In 1968, J. F. Claerbout derived a remarkable relation between the transmission and reflection responses of a horizontally layered medium bounded by a free surface (Claerbout, 1968). He showed that the autocorrelation of the transmission response is equal to the reflection response plus its time-reversed version (plus an impulse at time zero). This implies that when one measures the response of a plane-wave source in the subsurface by a geophone at the free surface, the reflection response is obtained by taking the causal part of the autocorrelation of the observed response. Primary as well as multiple reflections are recovered correctly by that procedure. The source wavelet in the recovered reflection response is equal to the autocorrelation of the source signal in the subsurface.

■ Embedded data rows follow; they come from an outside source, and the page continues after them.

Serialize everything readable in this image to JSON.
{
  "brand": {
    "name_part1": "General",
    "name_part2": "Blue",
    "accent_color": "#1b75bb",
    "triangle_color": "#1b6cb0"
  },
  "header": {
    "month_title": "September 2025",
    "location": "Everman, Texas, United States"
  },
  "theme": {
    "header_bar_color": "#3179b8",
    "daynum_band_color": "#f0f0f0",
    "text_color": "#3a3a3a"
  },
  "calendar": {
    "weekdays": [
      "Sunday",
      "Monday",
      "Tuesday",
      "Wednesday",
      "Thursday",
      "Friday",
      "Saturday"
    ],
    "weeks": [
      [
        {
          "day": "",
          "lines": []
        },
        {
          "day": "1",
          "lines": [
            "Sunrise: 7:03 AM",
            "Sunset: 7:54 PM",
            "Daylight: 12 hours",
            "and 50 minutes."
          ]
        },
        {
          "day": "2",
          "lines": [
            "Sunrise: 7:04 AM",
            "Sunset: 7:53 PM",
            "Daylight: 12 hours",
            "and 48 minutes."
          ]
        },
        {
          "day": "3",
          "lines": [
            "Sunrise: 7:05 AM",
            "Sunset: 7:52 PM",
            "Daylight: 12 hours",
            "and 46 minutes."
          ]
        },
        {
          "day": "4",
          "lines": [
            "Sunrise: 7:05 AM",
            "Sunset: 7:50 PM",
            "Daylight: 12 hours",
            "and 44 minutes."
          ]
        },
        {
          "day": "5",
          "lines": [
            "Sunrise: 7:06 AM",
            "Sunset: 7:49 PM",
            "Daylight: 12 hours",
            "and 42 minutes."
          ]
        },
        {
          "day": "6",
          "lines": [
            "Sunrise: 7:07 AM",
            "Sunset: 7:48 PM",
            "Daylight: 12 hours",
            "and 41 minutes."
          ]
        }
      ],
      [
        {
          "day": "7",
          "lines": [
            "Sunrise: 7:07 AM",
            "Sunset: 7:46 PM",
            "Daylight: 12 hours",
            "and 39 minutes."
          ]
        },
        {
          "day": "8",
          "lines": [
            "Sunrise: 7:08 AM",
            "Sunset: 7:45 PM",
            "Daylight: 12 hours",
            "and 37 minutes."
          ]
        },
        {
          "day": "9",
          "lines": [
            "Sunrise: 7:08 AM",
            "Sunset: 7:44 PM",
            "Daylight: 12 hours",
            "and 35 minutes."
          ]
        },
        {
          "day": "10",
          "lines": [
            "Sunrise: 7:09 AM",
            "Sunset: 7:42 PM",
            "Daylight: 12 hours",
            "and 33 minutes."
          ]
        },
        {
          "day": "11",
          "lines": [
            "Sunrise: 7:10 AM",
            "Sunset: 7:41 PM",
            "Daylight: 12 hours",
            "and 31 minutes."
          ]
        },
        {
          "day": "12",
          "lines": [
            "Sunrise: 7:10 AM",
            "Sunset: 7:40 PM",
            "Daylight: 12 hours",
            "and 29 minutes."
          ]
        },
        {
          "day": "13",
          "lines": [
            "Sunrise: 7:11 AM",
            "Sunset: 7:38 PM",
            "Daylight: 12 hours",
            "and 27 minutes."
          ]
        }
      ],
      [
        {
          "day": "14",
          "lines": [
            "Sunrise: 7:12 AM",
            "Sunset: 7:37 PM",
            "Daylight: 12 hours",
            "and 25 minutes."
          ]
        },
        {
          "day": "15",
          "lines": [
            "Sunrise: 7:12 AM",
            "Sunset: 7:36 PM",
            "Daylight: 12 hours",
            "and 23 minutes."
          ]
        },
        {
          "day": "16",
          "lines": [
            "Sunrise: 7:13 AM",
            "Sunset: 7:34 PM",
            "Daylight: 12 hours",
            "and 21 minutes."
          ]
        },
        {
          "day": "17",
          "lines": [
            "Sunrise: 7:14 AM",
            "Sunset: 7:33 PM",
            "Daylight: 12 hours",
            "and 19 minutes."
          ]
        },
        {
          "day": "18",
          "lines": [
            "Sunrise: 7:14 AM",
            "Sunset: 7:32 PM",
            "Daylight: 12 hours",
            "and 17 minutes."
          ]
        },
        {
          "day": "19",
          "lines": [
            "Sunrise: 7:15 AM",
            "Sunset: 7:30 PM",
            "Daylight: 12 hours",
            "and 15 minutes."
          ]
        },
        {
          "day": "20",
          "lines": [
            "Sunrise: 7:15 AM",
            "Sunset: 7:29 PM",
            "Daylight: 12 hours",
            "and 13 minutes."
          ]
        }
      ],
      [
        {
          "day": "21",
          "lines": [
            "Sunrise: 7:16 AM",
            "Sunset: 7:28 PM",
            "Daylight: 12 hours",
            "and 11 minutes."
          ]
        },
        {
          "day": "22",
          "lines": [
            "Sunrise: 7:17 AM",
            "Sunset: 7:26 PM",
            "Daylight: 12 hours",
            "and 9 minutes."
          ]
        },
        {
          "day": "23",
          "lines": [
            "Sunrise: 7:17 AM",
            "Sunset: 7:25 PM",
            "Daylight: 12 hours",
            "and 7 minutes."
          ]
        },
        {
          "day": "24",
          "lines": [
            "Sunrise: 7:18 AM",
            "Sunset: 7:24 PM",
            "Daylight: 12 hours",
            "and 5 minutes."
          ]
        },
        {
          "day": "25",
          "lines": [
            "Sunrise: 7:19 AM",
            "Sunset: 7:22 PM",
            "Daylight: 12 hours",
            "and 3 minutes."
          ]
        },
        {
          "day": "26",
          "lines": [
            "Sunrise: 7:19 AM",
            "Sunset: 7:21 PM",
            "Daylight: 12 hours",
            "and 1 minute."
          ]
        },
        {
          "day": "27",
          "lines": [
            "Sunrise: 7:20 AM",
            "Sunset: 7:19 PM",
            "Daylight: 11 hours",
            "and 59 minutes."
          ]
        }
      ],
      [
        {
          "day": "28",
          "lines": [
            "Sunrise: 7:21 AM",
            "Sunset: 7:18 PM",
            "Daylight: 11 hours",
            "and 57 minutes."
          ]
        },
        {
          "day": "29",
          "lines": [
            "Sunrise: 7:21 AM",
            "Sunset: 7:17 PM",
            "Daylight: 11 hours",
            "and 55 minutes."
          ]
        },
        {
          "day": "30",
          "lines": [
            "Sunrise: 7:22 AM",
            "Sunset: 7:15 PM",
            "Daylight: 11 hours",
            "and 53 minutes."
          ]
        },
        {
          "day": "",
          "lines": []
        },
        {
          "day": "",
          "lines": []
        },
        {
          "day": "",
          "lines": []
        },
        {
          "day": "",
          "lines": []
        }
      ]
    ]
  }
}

Hence, if one would measure the response of a band-limited white-noise source in the subsurface, the autocorrelation would give the impulsive reflection response, convolved with a band-limited delta function. This shows that noise observed at the surface can be turned into a signal with information about the subsurface. The principle of using passive-noise measurements to derive the reflection response and subsequently form an image of the earth’s interior was called acoustic daylight imaging.
Later, Claerbout conjectured that his relation could be generalized for offset measurements in 3D inhomogeneous media, i.e., that by crosscorrelating noise traces recorded at two locations on the surface, one could construct the wavefield that would be recorded at one of the locations as if there were a source at the other.